A simple and convenient choice for $M$ for this problem is $$M=\begin{bmatrix}0 & -\cos\phi & -d\sin\alpha \\ 1 & 0 & 0 \\ 0 & \sin\phi & -d\cos\alpha \\ 0&0&1 \end{bmatrix}.$$ This makes the $y$-axis on the plane the transverse axis of the hyperbola and places the origin at the vertex of the lower branch, which is a distance $d$ down the side of the cone. We then have $$M^TQM = \begin{bmatrix}1&0&0 \\ 0&\cos2\phi \sec^2\phi & d\tan\phi \\ 0&d\tan\alpha&0\end{bmatrix}.$$ This corresponds to the equation $$x^2+y^2\cos2\phi\sec^2\phi+2dx\tan\phi=0.$$ Using any of the usual methods we can find that the center of this conic is at $\left(0,-\frac d2\tan2\phi\right)$. Translating the origin to this point produces the equation $$x'^2 + y'^2\cos2\phi\sec^2\phi=d^2\sec2\phi\sin^2\phi.$$ For $\phi\gt\pi/4$, this is a hyperbola (although since $\phi$ is close to $\pi/4$ it is very close to a parabola). From this equation, we can find that the transverse half-axis length is $-\frac d2\tan2\phi$ and conjugate half-axis length is ${d\over\sqrt{1-\cot^2\phi}}$. In your case, $\phi=95°/2=47.5°$ and $d=34.25$, so the half-axis lengths work out to be approximately $195.74$ and $85.54$, respectively.
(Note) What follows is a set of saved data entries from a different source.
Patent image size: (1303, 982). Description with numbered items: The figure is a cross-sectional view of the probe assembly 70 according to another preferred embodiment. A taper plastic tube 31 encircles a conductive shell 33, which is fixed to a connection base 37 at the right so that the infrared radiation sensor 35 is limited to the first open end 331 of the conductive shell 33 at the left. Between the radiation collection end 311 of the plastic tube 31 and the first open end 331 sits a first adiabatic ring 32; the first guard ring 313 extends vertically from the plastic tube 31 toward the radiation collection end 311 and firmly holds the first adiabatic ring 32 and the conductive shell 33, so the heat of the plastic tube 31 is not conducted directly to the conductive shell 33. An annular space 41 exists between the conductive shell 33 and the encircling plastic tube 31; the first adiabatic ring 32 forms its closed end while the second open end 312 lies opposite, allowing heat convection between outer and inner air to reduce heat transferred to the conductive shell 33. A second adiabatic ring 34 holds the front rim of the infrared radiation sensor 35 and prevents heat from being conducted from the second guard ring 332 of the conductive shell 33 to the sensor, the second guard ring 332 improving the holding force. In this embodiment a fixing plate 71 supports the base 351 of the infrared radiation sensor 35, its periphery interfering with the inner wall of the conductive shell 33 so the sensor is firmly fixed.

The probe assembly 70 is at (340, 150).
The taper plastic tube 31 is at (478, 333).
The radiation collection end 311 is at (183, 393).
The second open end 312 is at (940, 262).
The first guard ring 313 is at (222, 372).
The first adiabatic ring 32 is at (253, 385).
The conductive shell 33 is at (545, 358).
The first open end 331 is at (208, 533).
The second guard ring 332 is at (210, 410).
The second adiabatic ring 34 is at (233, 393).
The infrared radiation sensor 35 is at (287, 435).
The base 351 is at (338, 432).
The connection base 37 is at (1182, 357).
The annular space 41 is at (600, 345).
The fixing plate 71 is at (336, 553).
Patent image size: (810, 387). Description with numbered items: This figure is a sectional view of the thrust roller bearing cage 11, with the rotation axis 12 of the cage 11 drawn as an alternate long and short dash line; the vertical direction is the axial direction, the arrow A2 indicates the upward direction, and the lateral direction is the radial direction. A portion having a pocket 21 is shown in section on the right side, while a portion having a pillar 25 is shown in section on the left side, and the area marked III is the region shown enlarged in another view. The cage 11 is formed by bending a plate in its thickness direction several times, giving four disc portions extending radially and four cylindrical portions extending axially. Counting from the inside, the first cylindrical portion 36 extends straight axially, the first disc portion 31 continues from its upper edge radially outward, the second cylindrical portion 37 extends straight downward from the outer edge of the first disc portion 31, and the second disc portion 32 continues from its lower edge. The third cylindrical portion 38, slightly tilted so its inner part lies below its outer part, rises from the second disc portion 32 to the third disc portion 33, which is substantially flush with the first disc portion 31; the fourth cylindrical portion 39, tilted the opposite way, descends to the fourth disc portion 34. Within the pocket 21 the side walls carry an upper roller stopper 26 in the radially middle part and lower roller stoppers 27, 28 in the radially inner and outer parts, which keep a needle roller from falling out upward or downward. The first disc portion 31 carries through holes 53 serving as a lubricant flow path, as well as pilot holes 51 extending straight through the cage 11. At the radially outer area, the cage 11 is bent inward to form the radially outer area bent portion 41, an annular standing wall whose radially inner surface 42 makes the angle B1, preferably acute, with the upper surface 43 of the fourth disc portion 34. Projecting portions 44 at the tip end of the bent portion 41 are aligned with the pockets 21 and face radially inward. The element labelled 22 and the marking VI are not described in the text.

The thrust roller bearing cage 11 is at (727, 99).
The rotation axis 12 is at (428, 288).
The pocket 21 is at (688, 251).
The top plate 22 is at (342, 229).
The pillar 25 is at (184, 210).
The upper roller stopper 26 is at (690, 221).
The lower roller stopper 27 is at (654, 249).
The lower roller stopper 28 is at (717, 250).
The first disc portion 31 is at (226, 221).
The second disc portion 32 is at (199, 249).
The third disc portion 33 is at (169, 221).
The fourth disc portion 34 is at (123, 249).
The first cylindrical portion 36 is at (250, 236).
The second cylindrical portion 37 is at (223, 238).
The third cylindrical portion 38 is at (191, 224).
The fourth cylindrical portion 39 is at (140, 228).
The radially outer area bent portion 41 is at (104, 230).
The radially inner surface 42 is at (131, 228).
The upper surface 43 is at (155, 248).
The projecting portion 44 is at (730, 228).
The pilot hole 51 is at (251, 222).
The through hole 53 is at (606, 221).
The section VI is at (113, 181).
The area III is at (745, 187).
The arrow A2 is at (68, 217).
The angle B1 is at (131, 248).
In Cartesian coordinate, the surface equation of the cone is
$$z^2 = \tan^2\theta(x^2+y^2)\tag 1$$
where $\theta = \frac {85}2=42.5$ deg. The normal vector to the surface of the cut is $n =(0, \cos\theta, \sin\theta)$ and the vertex point of the cut is $V(0, -d\cos\theta, -d\sin\theta)$. Then, for any point $P(x,y,z)$ in the plane of the cut, $n\cdot(P-V)=0$ holds. Explicitly, the equation of the plane is
$$y\cos\theta+z\sin\theta+d=0\tag 2$$
Thus, the equation for the edge of the cut is given by the intersection of the cone (1) and the plane (2), which is a hyperbola. For instance, it is seen from its projection onto the $xy$-plane obtained by eliminating $z$,
$$x^2 - (\cot^4\theta - 1)y^2 +2d\csc\theta\cot^3\theta\> y - d^2\csc^2\theta \cot^2\theta= 0$$
which is a hyperbola because $\cot^4\theta - 1>0$.